Six years ago we arrived in Wellington, just ahead of Matariki, although I had no knowledge of Maori celebrations then. I just knew that our little rented villa was darn cold, drafty cold, with not a radiator to be seen. Ben was 16 months old, seemingly without interest in shifting forth in any direction. A determined sitter who had to be carried everywhere, every entertainment fetched to within his limited reach. I was heavily pregnant with Dan. Aching and whale like, smiling at my new midwife, ‘yes, everything will be fine, yes I am feeling OK’. I had passed the point of being able to fly home safely. There could be no reversal of plans. We sat on the floor, waiting for our life in London to arrive, neatly packed in a shipping crate.
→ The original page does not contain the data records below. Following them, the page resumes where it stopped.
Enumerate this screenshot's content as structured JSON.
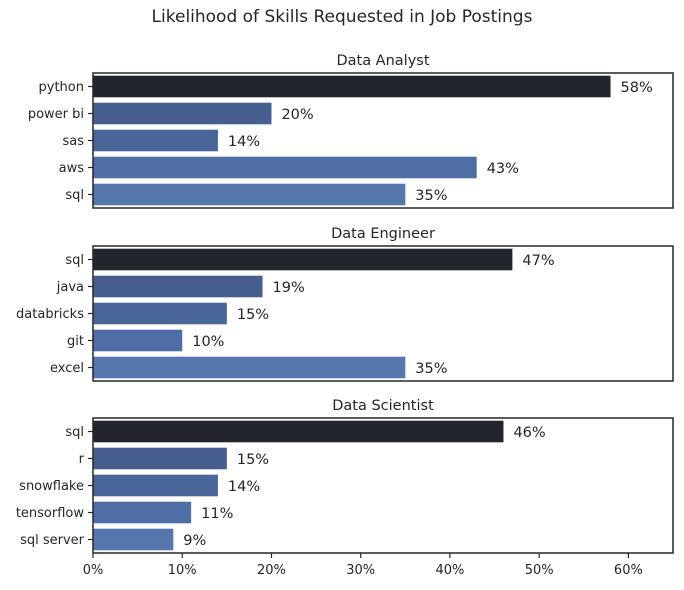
{
  "title": "Likelihood of Skills Requested in Job Postings",
  "colors": {
    "bar_top": "#22252b",
    "bar_shades": [
      "#22252b",
      "#465f8f",
      "#4a6598",
      "#506ea6",
      "#5677ad"
    ],
    "axis": "#262626",
    "background": "#ffffff"
  },
  "chart_data": [
    {
      "type": "bar",
      "orientation": "horizontal",
      "title": "Data Analyst",
      "categories": [
        "python",
        "power bi",
        "sas",
        "aws",
        "sql"
      ],
      "values": [
        58,
        20,
        14,
        43,
        35
      ],
      "value_labels": [
        "58%",
        "20%",
        "14%",
        "43%",
        "35%"
      ],
      "xlim": [
        0,
        65
      ]
    },
    {
      "type": "bar",
      "orientation": "horizontal",
      "title": "Data Engineer",
      "categories": [
        "sql",
        "java",
        "databricks",
        "git",
        "excel"
      ],
      "values": [
        47,
        19,
        15,
        10,
        35
      ],
      "value_labels": [
        "47%",
        "19%",
        "15%",
        "10%",
        "35%"
      ],
      "xlim": [
        0,
        65
      ]
    },
    {
      "type": "bar",
      "orientation": "horizontal",
      "title": "Data Scientist",
      "categories": [
        "sql",
        "r",
        "snowflake",
        "tensorflow",
        "sql server"
      ],
      "values": [
        46,
        15,
        14,
        11,
        9
      ],
      "value_labels": [
        "46%",
        "15%",
        "14%",
        "11%",
        "9%"
      ],
      "xlim": [
        0,
        65
      ]
    }
  ],
  "x_axis": {
    "ticks": [
      0,
      10,
      20,
      30,
      40,
      50,
      60
    ],
    "tick_labels": [
      "0%",
      "10%",
      "20%",
      "30%",
      "40%",
      "50%",
      "60%"
    ]
  }
}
Just after midnight on mid winter’s morning Dan arrived. I always think of him as a mid-summer baby, born in the wrong hemisphere. I find even now, when I finally feel settled in this land far, far from home. Now, with the drafty, lonely first Wellington house a distant memory. Now with a garden full of flowers, and space, and friends, and my crazy, gorgeous kiwi boys who clearly belong right here. Even now, as mid-June approaches the pull of home is so strong. Thoughts of the path I didn’t choose, the people I wish I could laugh across a table with instead of conversing through a computer screen.
But whereas six years ago the homesickness would be overwhelming, turning me into a great anxious bundle. Now, I pour a wine. Bake a chocolate cake (well OK – I do that most days, homesick or not) and think of trips we’ve taken. Dan’s 3rd birthday party on my grandmother’s lawn. Ted and Baz sitting on a pile of sticks in a Welsh pub garden. Dancing like teenagers at Jake and Lisa’s wedding in a room full of everyone who matters most. Pouring dark chocolate into milk on the bank of the Seine, and all that followed one rather special child free day in Paris. Then I start planning the next big trip. Matariki, it turns out, is a great time to look at the stars.